Yves here. I’ve read the detailed traffic between the author Eric L. Prentis and the publication in question, Energy Economics, and have also run them and his paper by academics who have or are supervising significant research and publication efforts. They gave the Prentis paper high marks and agreed that the actions of Energy Economics and its parent Elsevier were troubling, given that the editor who failed to move the routine review process forward has strong ties to the private equity industry. As one put it, “On its face, this conduct raises very grave questions.”
By Eric L. Prentis
How Research Journal Publishing is Being Subverted to Support Ideology — Rather Than the Truth
The allies of Wall Street’s private equity firms appear to use obstruction and delaying tactics when research threatens to expose how they prey on citizens and communities.

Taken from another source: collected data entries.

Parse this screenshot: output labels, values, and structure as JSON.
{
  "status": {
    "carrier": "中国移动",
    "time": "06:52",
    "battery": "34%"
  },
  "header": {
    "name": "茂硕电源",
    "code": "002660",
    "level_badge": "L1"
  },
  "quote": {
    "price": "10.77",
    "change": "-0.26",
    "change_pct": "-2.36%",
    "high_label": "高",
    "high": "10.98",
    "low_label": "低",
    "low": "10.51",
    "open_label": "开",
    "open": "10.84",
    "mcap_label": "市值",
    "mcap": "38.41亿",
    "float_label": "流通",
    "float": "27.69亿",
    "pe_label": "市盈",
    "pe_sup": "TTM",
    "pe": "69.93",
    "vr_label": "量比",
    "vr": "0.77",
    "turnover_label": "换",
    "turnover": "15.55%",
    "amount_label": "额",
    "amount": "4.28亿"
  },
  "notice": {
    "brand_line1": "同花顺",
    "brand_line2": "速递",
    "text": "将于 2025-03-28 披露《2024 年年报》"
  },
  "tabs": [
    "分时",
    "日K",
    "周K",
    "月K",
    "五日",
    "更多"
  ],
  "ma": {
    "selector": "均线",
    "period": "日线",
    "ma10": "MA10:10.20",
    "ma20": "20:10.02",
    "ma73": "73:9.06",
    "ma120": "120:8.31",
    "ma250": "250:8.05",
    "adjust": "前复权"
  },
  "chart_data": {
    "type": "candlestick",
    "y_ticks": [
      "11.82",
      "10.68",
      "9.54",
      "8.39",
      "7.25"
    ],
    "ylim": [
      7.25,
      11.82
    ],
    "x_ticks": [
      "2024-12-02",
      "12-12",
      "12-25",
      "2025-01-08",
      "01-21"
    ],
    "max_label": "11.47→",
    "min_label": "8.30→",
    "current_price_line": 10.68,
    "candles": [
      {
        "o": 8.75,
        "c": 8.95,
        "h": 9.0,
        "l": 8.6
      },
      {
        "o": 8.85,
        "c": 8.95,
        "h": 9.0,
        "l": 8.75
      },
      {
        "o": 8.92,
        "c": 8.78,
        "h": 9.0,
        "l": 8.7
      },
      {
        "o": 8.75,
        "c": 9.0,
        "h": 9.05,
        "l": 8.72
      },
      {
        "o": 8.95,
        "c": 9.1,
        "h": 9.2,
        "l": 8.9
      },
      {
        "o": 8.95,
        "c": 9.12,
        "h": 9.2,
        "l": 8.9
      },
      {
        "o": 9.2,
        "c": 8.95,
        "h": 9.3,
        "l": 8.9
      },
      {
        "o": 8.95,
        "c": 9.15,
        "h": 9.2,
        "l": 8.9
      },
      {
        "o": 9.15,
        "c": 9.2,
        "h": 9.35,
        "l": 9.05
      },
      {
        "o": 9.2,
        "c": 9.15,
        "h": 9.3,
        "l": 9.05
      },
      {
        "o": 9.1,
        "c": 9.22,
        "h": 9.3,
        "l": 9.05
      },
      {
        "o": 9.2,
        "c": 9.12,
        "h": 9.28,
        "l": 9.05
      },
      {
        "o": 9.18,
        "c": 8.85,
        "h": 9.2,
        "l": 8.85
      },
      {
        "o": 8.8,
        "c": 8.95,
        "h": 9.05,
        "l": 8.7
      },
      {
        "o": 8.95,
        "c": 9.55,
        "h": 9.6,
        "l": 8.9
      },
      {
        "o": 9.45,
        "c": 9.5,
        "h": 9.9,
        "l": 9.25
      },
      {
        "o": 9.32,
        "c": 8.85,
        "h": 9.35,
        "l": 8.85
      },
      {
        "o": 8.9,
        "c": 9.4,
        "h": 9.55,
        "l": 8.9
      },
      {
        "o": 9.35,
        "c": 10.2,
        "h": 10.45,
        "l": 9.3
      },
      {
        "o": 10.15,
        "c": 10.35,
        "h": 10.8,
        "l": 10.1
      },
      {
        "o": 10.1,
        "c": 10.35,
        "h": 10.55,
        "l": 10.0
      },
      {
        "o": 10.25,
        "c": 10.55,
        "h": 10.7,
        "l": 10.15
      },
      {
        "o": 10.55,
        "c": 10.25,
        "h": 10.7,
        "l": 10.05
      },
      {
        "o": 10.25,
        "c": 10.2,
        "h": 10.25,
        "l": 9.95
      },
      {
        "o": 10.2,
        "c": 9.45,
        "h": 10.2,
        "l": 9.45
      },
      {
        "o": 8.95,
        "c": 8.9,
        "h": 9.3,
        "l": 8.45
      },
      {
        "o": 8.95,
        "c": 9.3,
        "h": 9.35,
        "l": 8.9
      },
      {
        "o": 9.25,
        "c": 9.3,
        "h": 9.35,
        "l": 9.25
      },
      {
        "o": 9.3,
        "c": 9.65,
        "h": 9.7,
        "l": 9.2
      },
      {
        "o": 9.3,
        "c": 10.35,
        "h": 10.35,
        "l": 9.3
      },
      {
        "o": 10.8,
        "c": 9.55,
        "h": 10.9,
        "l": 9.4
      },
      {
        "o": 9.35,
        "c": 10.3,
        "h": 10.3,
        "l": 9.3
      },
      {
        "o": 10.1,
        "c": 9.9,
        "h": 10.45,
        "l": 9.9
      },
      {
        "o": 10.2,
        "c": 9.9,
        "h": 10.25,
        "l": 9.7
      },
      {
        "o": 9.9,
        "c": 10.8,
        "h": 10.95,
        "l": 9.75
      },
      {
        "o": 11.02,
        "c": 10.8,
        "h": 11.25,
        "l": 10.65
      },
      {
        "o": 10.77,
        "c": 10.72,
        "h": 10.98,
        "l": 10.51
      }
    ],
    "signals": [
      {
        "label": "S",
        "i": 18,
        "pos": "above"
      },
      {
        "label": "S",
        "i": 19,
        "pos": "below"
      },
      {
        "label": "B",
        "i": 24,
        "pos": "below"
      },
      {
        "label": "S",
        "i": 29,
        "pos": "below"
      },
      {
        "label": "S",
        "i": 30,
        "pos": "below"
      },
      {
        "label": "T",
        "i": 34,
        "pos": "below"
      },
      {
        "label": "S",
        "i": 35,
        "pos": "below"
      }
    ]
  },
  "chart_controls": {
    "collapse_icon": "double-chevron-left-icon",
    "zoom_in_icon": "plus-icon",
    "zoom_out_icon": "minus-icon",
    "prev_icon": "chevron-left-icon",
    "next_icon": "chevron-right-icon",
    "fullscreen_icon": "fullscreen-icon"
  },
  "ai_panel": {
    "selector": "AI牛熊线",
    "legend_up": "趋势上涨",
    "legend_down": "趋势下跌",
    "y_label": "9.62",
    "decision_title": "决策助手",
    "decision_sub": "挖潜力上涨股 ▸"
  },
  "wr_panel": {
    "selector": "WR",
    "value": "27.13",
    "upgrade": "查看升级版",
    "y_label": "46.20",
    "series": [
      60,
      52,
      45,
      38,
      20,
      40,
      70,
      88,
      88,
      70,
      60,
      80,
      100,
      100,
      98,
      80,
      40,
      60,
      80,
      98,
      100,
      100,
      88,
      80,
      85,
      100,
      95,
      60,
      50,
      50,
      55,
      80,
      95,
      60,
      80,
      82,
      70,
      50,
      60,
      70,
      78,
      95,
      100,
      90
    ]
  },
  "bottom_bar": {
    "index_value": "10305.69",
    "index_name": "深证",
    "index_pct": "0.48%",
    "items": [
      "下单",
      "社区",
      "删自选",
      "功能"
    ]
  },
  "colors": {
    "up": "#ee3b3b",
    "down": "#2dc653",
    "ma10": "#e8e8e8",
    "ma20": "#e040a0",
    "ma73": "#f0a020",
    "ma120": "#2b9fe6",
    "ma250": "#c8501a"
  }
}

I have published previously in academic journals and am familiar with their quality standards and usual practices. The experience I had with Energy Economics, a top-tier publication in that niche, over a paper that was eventually published in another well-regarded, but non-US publication, was such an extreme departure from the norms of academic publishing as to strongly suggest that the reason for inexplicable delays and the eventual refusal to review my paper, is due to the fact that the paper effectively called out private equity price manipulation in electricity markets. As I will demonstrate, my paper was peculiarly re-assigned to an editor with strong ties to the private equity industry who then failed to move it forward in the editorial process, in violation of the policies of the publisher, Elsevier.